I really wanted some salt and was glancing around trying to see where they had other food located. My tired brain had forgotten it was under the covered barn area.  It was here that I spotted the Blerch creator, Matthew Inman.  I saw he was helping in the merchandise tent and figured since I didn't get a finish photo with the Nutella, I'd get one with him!  That was way better.  Even though he was busy he graciously took time to pose for a photo.  He did say he was only going to hover his arm around me though as I was covered in a layer of sweat.  Ha ha.  I told him it was more like 20 layers of sweat.  I thanked him for a great event and he asked me if I had my blueberry donut heated up on the grill.  I didn't tell him they'd already shut that part down but instead said, I wasn't really up for a hot donut after sweating in a marathon.  He laughed and said something along the lines of, "Oh yes, just what you want after a hot run ... a donut heated up on a grill".  Anyway,  he was super nice and friendly and that was a better finisher photo than a giant jar of Nutella.
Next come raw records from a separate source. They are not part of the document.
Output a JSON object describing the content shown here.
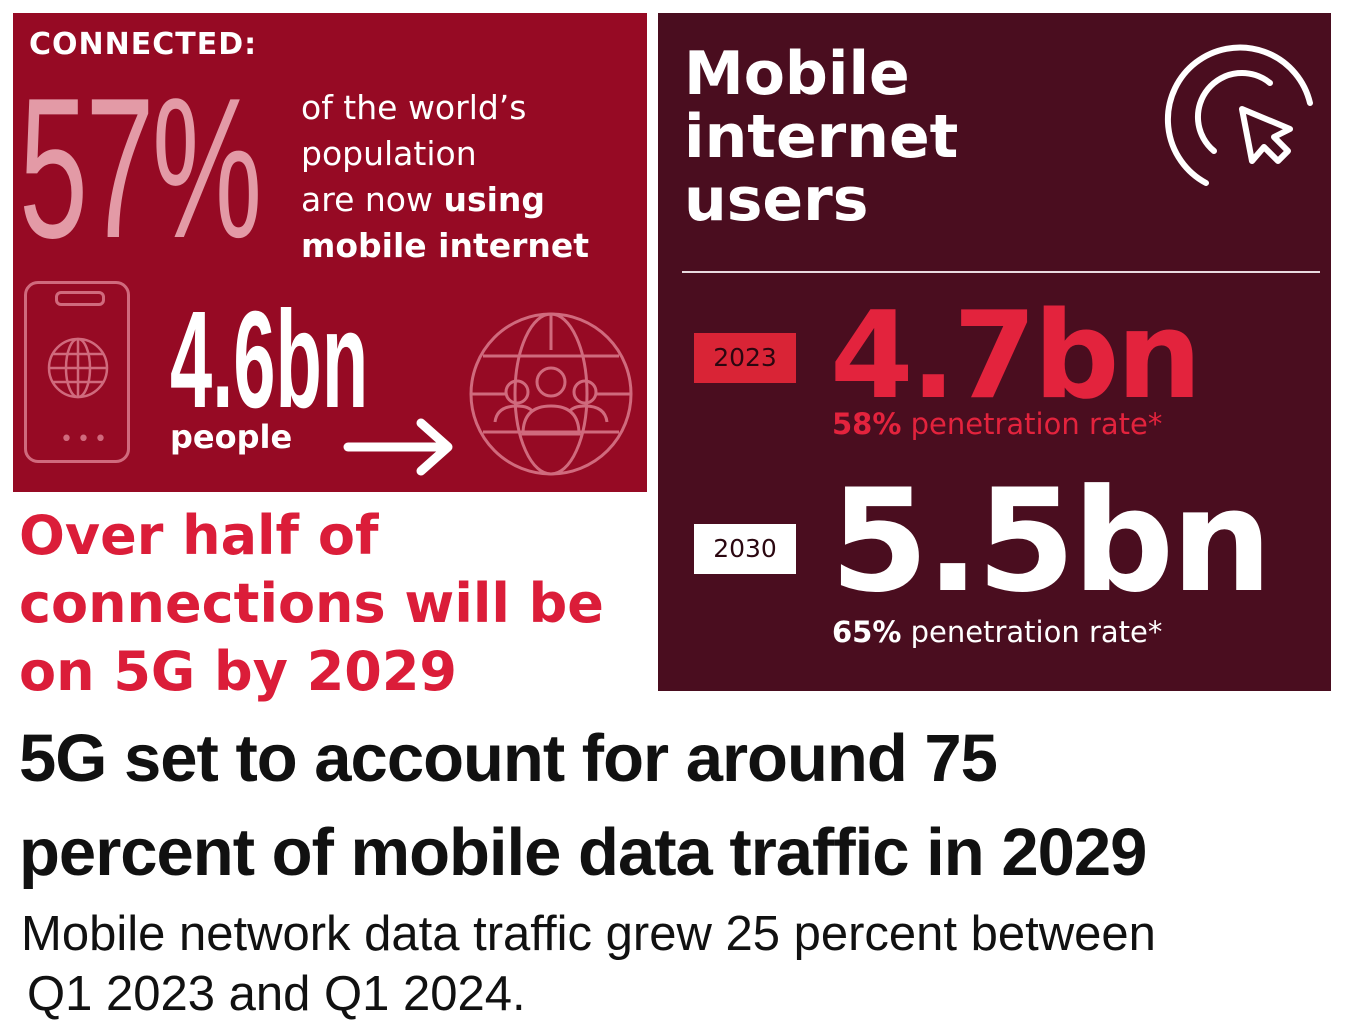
{
  "left_panel": {
    "connected_label": "CONNECTED:",
    "percentage": "57%",
    "description": {
      "line1": "of the world’s",
      "line2": "population",
      "line3_prefix": "are now ",
      "line3_bold": "using",
      "line4_bold": "mobile internet"
    },
    "people_count": "4.6bn",
    "people_label": "people",
    "phone_dots": "•••",
    "icons": [
      "phone-icon",
      "globe-icon",
      "arrow-right-icon",
      "globe-people-icon"
    ]
  },
  "right_panel": {
    "title_line1": "Mobile",
    "title_line2": "internet",
    "title_line3": "users",
    "entries": [
      {
        "year": "2023",
        "value": "4.7bn",
        "rate_bold": "58%",
        "rate_text": " penetration rate*"
      },
      {
        "year": "2030",
        "value": "5.5bn",
        "rate_bold": "65%",
        "rate_text": " penetration rate*"
      }
    ],
    "icons": [
      "cursor-click-icon"
    ]
  },
  "headline_red": {
    "line1": "Over half of",
    "line2": "connections will be",
    "line3": "on 5G by 2029"
  },
  "headline_black": {
    "line1": "5G set to account for around 75",
    "line2": "percent of mobile data traffic in 2029"
  },
  "subtext": {
    "line1": "Mobile network data traffic grew 25 percent between",
    "line2": "Q1 2023 and Q1 2024."
  },
  "colors": {
    "left_panel_bg": "#960a24",
    "right_panel_bg": "#4a0d1f",
    "accent_red": "#e3233d",
    "pink": "#e39aa6",
    "text_dark": "#111111"
  }
}
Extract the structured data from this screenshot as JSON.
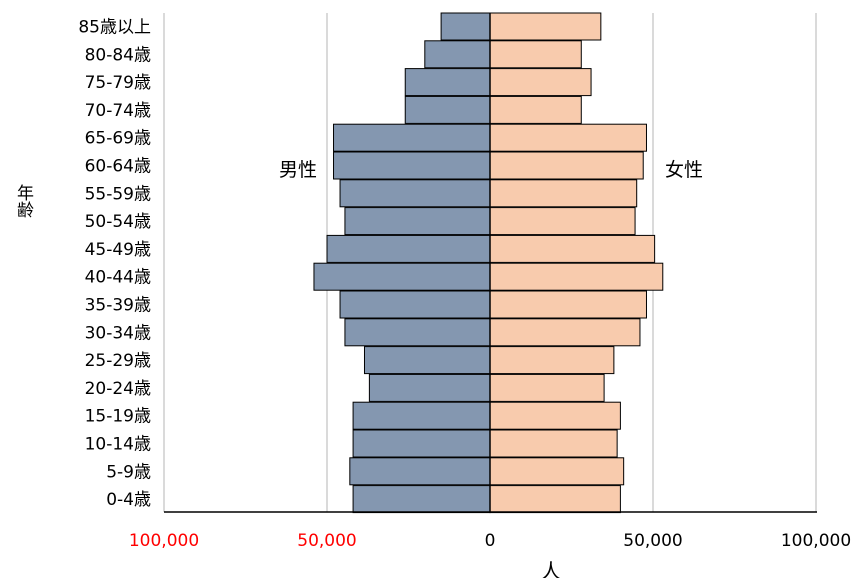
{
  "chart_data": {
    "type": "bar",
    "orientation": "horizontal",
    "chart_subtype": "population-pyramid",
    "categories": [
      "85歳以上",
      "80-84歳",
      "75-79歳",
      "70-74歳",
      "65-69歳",
      "60-64歳",
      "55-59歳",
      "50-54歳",
      "45-49歳",
      "40-44歳",
      "35-39歳",
      "30-34歳",
      "25-29歳",
      "20-24歳",
      "15-19歳",
      "10-14歳",
      "5-9歳",
      "0-4歳"
    ],
    "series": [
      {
        "name": "男性",
        "color": "#8497b0",
        "values": [
          15000,
          20000,
          26000,
          26000,
          48000,
          48000,
          46000,
          44500,
          50000,
          54000,
          46000,
          44500,
          38500,
          37000,
          42000,
          42000,
          43000,
          42000
        ]
      },
      {
        "name": "女性",
        "color": "#f8cbad",
        "values": [
          34000,
          28000,
          31000,
          28000,
          48000,
          47000,
          45000,
          44500,
          50500,
          53000,
          48000,
          46000,
          38000,
          35000,
          40000,
          39000,
          41000,
          40000
        ]
      }
    ],
    "x_ticks": [
      {
        "label": "100,000",
        "color": "#ff0000"
      },
      {
        "label": "50,000",
        "color": "#ff0000"
      },
      {
        "label": "0",
        "color": "#000000"
      },
      {
        "label": "50,000",
        "color": "#000000"
      },
      {
        "label": "100,000",
        "color": "#000000"
      }
    ],
    "xlim": [
      -100000,
      100000
    ],
    "xlabel": "人",
    "ylabel": "年齢",
    "grid": "vertical",
    "bar_edge_color": "#000000"
  }
}
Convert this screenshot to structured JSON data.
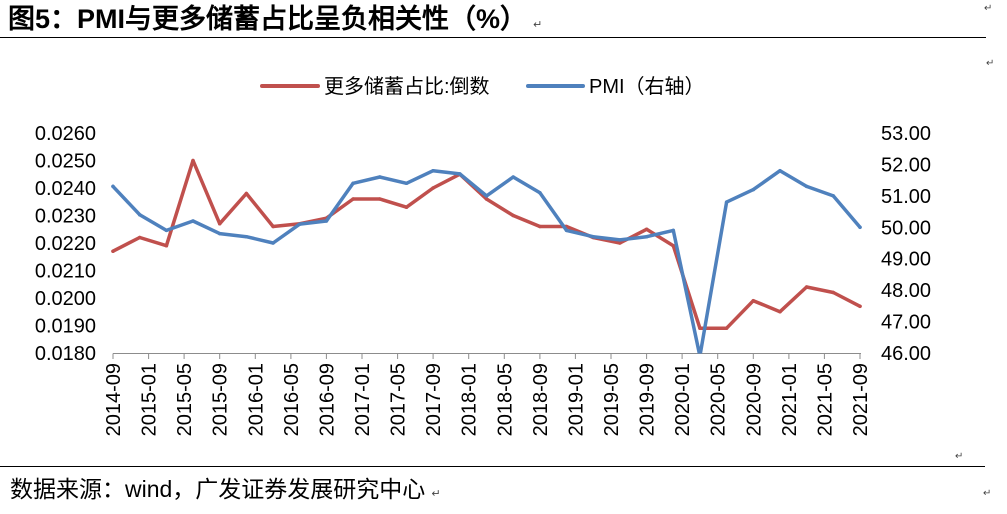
{
  "page": {
    "paragraph_mark": "↵"
  },
  "chart_data": {
    "type": "line",
    "title": "图5：PMI与更多储蓄占比呈负相关性（%）",
    "source": "数据来源：wind，广发证券发展研究中心",
    "legend_position": "top",
    "grid": false,
    "x_range": [
      "2014-09",
      "2021-09"
    ],
    "x_ticks": [
      "2014-09",
      "2015-01",
      "2015-05",
      "2015-09",
      "2016-01",
      "2016-05",
      "2016-09",
      "2017-01",
      "2017-05",
      "2017-09",
      "2018-01",
      "2018-05",
      "2018-09",
      "2019-01",
      "2019-05",
      "2019-09",
      "2020-01",
      "2020-05",
      "2020-09",
      "2021-01",
      "2021-05",
      "2021-09"
    ],
    "y_left": {
      "range": [
        0.018,
        0.026
      ],
      "ticks": [
        "0.0180",
        "0.0190",
        "0.0200",
        "0.0210",
        "0.0220",
        "0.0230",
        "0.0240",
        "0.0250",
        "0.0260"
      ]
    },
    "y_right": {
      "range": [
        46,
        53
      ],
      "ticks": [
        "46.00",
        "47.00",
        "48.00",
        "49.00",
        "50.00",
        "51.00",
        "52.00",
        "53.00"
      ]
    },
    "x": [
      "2014-09",
      "2014-12",
      "2015-03",
      "2015-06",
      "2015-09",
      "2015-12",
      "2016-03",
      "2016-06",
      "2016-09",
      "2016-12",
      "2017-03",
      "2017-06",
      "2017-09",
      "2017-12",
      "2018-03",
      "2018-06",
      "2018-09",
      "2018-12",
      "2019-03",
      "2019-06",
      "2019-09",
      "2019-12",
      "2020-03",
      "2020-06",
      "2020-09",
      "2020-12",
      "2021-03",
      "2021-06",
      "2021-09"
    ],
    "series": [
      {
        "name": "更多储蓄占比:倒数",
        "axis": "left",
        "color": "#C0504D",
        "values": [
          0.0217,
          0.0222,
          0.0219,
          0.025,
          0.0227,
          0.0238,
          0.0226,
          0.0227,
          0.0229,
          0.0236,
          0.0236,
          0.0233,
          0.024,
          0.0245,
          0.0236,
          0.023,
          0.0226,
          0.0226,
          0.0222,
          0.022,
          0.0225,
          0.0219,
          0.0189,
          0.0189,
          0.0199,
          0.0195,
          0.0204,
          0.0202,
          0.0197
        ]
      },
      {
        "name": "PMI（右轴）",
        "axis": "right",
        "color": "#4F81BD",
        "values": [
          51.3,
          50.4,
          49.9,
          50.2,
          49.8,
          49.7,
          49.5,
          50.1,
          50.2,
          51.4,
          51.6,
          51.4,
          51.8,
          51.7,
          51.0,
          51.6,
          51.1,
          49.9,
          49.7,
          49.6,
          49.7,
          49.9,
          45.9,
          50.8,
          51.2,
          51.8,
          51.3,
          51.0,
          50.0
        ]
      }
    ]
  }
}
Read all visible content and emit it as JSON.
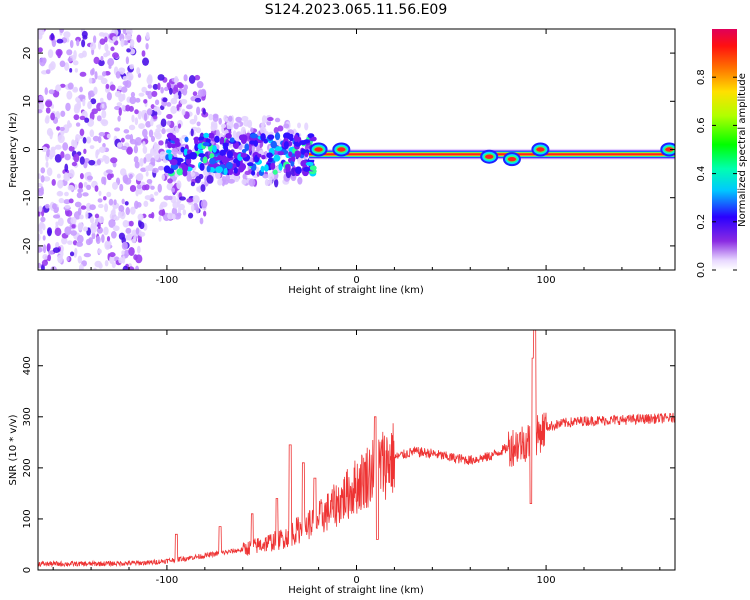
{
  "title": "S124.2023.065.11.56.E09",
  "chart_data": [
    {
      "type": "heatmap",
      "xlabel": "Height of straight line (km)",
      "ylabel": "Frequency (Hz)",
      "xlim": [
        -168,
        168
      ],
      "ylim": [
        -25,
        25
      ],
      "x_ticks": [
        -100,
        0,
        100
      ],
      "y_ticks": [
        -20,
        -10,
        0,
        10,
        20
      ],
      "colorbar": {
        "label": "Normalized spectral amplitude",
        "range": [
          0,
          1
        ],
        "ticks": [
          0.0,
          0.2,
          0.4,
          0.6,
          0.8
        ],
        "colormap": "white-violet-blue-cyan-green-yellow-red"
      },
      "features": {
        "noise_region_x": [
          -168,
          -25
        ],
        "noise_fade_x": [
          -110,
          -40
        ],
        "ridge_freq_hz": -1,
        "ridge_x": [
          -25,
          168
        ],
        "ridge_wiggles": [
          {
            "x": -20,
            "f": 0
          },
          {
            "x": -8,
            "f": 0
          },
          {
            "x": 70,
            "f": -1.5
          },
          {
            "x": 82,
            "f": -2
          },
          {
            "x": 97,
            "f": 0
          },
          {
            "x": 165,
            "f": 0
          }
        ]
      }
    },
    {
      "type": "line",
      "xlabel": "Height of straight line (km)",
      "ylabel": "SNR (10 * v/v)",
      "xlim": [
        -168,
        168
      ],
      "ylim": [
        0,
        470
      ],
      "x_ticks": [
        -100,
        0,
        100
      ],
      "y_ticks": [
        0,
        100,
        200,
        300,
        400
      ],
      "series": [
        {
          "color": "#ee3333",
          "trend_x": [
            -168,
            -140,
            -110,
            -100,
            -80,
            -60,
            -40,
            -20,
            -10,
            0,
            10,
            20,
            30,
            40,
            50,
            60,
            70,
            80,
            90,
            95,
            100,
            110,
            120,
            140,
            168
          ],
          "trend_y": [
            12,
            12,
            14,
            18,
            28,
            40,
            60,
            100,
            130,
            165,
            200,
            220,
            232,
            228,
            220,
            215,
            222,
            240,
            252,
            262,
            280,
            288,
            292,
            294,
            298
          ],
          "spikes": [
            {
              "x": -95,
              "y": 70
            },
            {
              "x": -72,
              "y": 85
            },
            {
              "x": -55,
              "y": 110
            },
            {
              "x": -42,
              "y": 140
            },
            {
              "x": -35,
              "y": 245
            },
            {
              "x": -28,
              "y": 210
            },
            {
              "x": -22,
              "y": 180
            },
            {
              "x": 10,
              "y": 300
            },
            {
              "x": 11,
              "y": 60
            },
            {
              "x": 92,
              "y": 130
            },
            {
              "x": 93,
              "y": 415
            },
            {
              "x": 94,
              "y": 470
            }
          ]
        }
      ]
    }
  ]
}
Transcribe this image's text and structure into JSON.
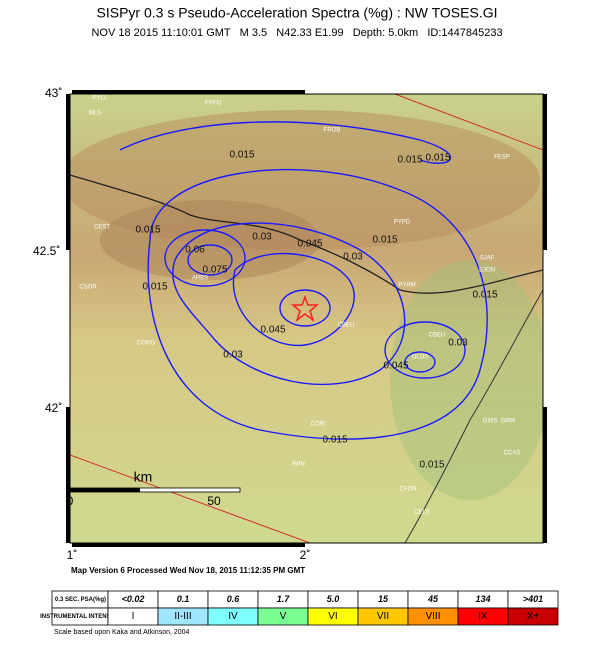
{
  "title": "SISPyr 0.3 s Pseudo-Acceleration Spectra (%g) : NW TOSES.GI",
  "subtitle": "NOV 18 2015 11:10:01 GMT   M 3.5   N42.33 E1.99   Depth: 5.0km   ID:1447845233",
  "lat_labels": [
    "43˚",
    "42.5˚",
    "42˚"
  ],
  "lon_labels": [
    "1˚",
    "2˚"
  ],
  "scale": {
    "unit": "km",
    "ticks": [
      "0",
      "50"
    ]
  },
  "stations": [
    "PYLL",
    "MLS",
    "PYFO",
    "FROB",
    "FESP",
    "CEST",
    "PYPD",
    "ARBS",
    "SJAF",
    "EJON",
    "CSOR",
    "PYRM",
    "CBEU",
    "CBEU",
    "CORG",
    "OLOS",
    "CORI",
    "GIRS",
    "GIRR",
    "CCAS",
    "AVIN",
    "CFON",
    "CELS"
  ],
  "contour_labels": [
    "0.015",
    "0.015",
    "0.015",
    "0.015",
    "0.015",
    "0.015",
    "0.015",
    "0.015",
    "0.015",
    "0.03",
    "0.03",
    "0.03",
    "0.03",
    "0.045",
    "0.045",
    "0.045",
    "0.06",
    "0.075"
  ],
  "footer": "Map Version 6 Processed Wed Nov 18, 2015 11:12:35 PM GMT",
  "legend": {
    "psa_header": "0.3 SEC. PSA(%g)",
    "psa": [
      "<0.02",
      "0.1",
      "0.6",
      "1.7",
      "5.0",
      "15",
      "45",
      "134",
      ">401"
    ],
    "intensity_header": "INSTRUMENTAL INTENSITY",
    "intensity": [
      "I",
      "II-III",
      "IV",
      "V",
      "VI",
      "VII",
      "VIII",
      "IX",
      "X+"
    ]
  },
  "credit": "Scale based upon Kaka and Atkinson, 2004"
}
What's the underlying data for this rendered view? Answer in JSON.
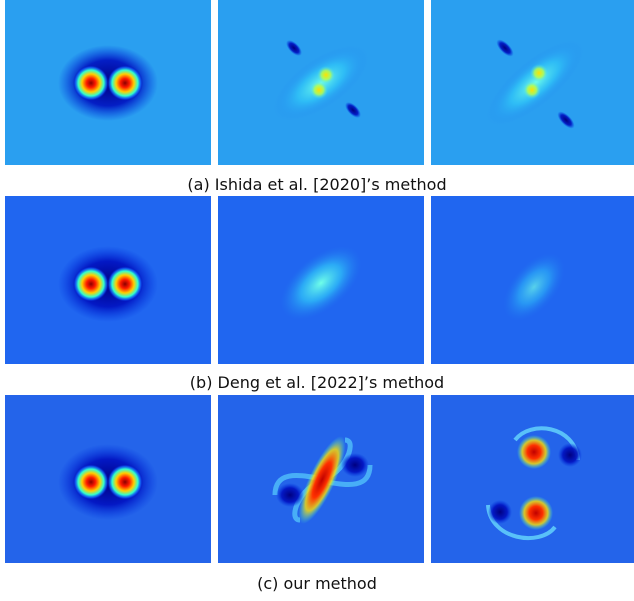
{
  "figure": {
    "captions": [
      "(a) Ishida et al. [2020]’s method",
      "(b) Deng et al. [2022]’s method",
      "(c) our method"
    ]
  }
}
I finally recalled where they had the cake and they had plenty of it.  Potato chips were here also and I grabbed a few of those because I really wanted salt.  I then found a spot in the grass to sit and take a couple photos of my medal and enjoy my food.



Food!  Um, remind me not to wear a visor with pigtails again.  My hair is a mess!!  Ha ha!
It was another successful and enjoyable Blerch race and I'm glad I signed up for it.  If I can, I'll be back next year and hopefully with some friends!



Race Swag!

Post race relaxation in my new Blerch Tee that I bought at the merchandise tent.